Paetzel M, Dalbey R E, Strynadka N C
Department of Biochemistry and Molecular Biology, University of British Columbia, Vancouver, Canada.
Nature. 1998 Nov 12;396(6707):186-90. doi: 10.1038/24196.
The signal peptidase (SPase) from Escherichia coli is a membrane-bound endopeptidase with two amino-terminal transmembrane segments and a carboxy-terminal catalytic region which resides in the periplasmic space. SPase functions to release proteins that have been translocated into the inner membrane from the cell interior, by cleaving off their signal peptides. We report here the X-ray crystal structure of a catalytically active soluble fragment of E. coli SPase (SPase delta2-75). We have determined this structure at 1.9 A resolution in a complex with an inhibitor, a beta-lactam (5S,6S penem), which is covalently bound as an acyl-enzyme intermediate to the gamma-oxygen of a serine residue at position 90, demonstrating that this residue acts as the nucleophile in the hydrolytic mechanism of signal-peptide cleavage. The structure is consistent with the use by SPase of Lys 145 as a general base in the activation of the nucleophilic Ser90, explains the specificity requirement at the signal-peptide cleavage site, and reveals a large exposed hydrophobic surface which could be a site for an intimate association with the membrane. As enzymes that are essential for cell viability, bacterial SPases present a feasible antibacterial target: our determination of the SPase structure therefore provides a template for the rational design of antibiotic compounds.

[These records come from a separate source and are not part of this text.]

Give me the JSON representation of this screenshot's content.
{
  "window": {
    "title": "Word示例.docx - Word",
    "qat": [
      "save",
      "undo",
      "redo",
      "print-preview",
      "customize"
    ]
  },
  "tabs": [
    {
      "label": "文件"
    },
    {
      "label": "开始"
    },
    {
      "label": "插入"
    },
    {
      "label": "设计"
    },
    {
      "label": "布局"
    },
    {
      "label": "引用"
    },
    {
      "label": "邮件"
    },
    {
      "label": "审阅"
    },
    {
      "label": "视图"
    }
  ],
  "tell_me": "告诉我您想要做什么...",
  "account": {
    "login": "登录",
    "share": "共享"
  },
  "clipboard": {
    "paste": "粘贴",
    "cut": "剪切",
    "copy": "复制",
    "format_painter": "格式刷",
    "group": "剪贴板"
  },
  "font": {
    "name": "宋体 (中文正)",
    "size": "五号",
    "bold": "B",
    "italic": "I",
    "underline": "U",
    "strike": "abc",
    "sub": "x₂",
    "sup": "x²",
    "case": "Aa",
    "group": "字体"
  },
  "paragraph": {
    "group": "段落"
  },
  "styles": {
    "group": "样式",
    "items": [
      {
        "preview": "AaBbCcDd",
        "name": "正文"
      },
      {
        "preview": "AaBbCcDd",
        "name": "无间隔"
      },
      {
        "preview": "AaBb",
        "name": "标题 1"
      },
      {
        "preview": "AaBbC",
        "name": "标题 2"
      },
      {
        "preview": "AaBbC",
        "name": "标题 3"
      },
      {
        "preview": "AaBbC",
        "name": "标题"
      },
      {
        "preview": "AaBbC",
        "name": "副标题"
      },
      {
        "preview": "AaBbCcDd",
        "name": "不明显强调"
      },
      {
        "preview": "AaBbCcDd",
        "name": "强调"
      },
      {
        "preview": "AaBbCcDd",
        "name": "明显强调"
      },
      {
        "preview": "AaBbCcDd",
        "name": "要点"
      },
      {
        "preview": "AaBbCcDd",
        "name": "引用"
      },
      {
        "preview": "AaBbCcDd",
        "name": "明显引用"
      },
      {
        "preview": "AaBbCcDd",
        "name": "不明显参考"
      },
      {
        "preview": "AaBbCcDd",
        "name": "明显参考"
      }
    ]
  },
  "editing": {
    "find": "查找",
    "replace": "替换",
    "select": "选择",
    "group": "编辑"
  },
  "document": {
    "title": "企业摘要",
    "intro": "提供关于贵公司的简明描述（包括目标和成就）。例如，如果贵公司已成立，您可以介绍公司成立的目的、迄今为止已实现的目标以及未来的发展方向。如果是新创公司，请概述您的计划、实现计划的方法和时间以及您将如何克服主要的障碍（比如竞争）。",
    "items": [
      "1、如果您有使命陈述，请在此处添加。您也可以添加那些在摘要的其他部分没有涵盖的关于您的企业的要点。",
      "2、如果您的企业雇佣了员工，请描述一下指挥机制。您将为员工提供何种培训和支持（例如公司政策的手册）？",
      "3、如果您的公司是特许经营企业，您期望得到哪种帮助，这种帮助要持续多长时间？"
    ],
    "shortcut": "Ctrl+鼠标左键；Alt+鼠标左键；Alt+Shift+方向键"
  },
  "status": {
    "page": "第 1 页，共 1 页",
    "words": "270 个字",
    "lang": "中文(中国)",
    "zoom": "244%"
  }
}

来自大肠杆菌的信号肽酶(SPase)是一种膜结合的内肽酶,具有两个氨基末端跨膜片段和一个位于周质空间的羧基末端催化区域。SPase的功能是通过切割已从细胞内部转运到内膜中的蛋白质的信号肽,从而释放这些蛋白质。我们在此报告大肠杆菌SPase(SPase delta2-75)的催化活性可溶性片段的X射线晶体结构。我们已在1.9埃分辨率下确定了该结构,它与一种抑制剂——β-内酰胺(5S,6S青霉烯)形成复合物,该β-内酰胺作为酰基酶中间体与90位丝氨酸残基的γ-氧共价结合,这表明该残基在信号肽切割的水解机制中作为亲核试剂起作用。该结构与SPase使用赖氨酸145作为亲核丝氨酸90激活的通用碱一致,解释了信号肽切割位点的特异性要求,并揭示了一个大的暴露疏水表面,该表面可能是与膜紧密结合的位点。作为对细胞活力至关重要的酶,细菌SPase是一个可行的抗菌靶点:因此我们对SPase结构的测定为合理设计抗生素化合物提供了一个模板。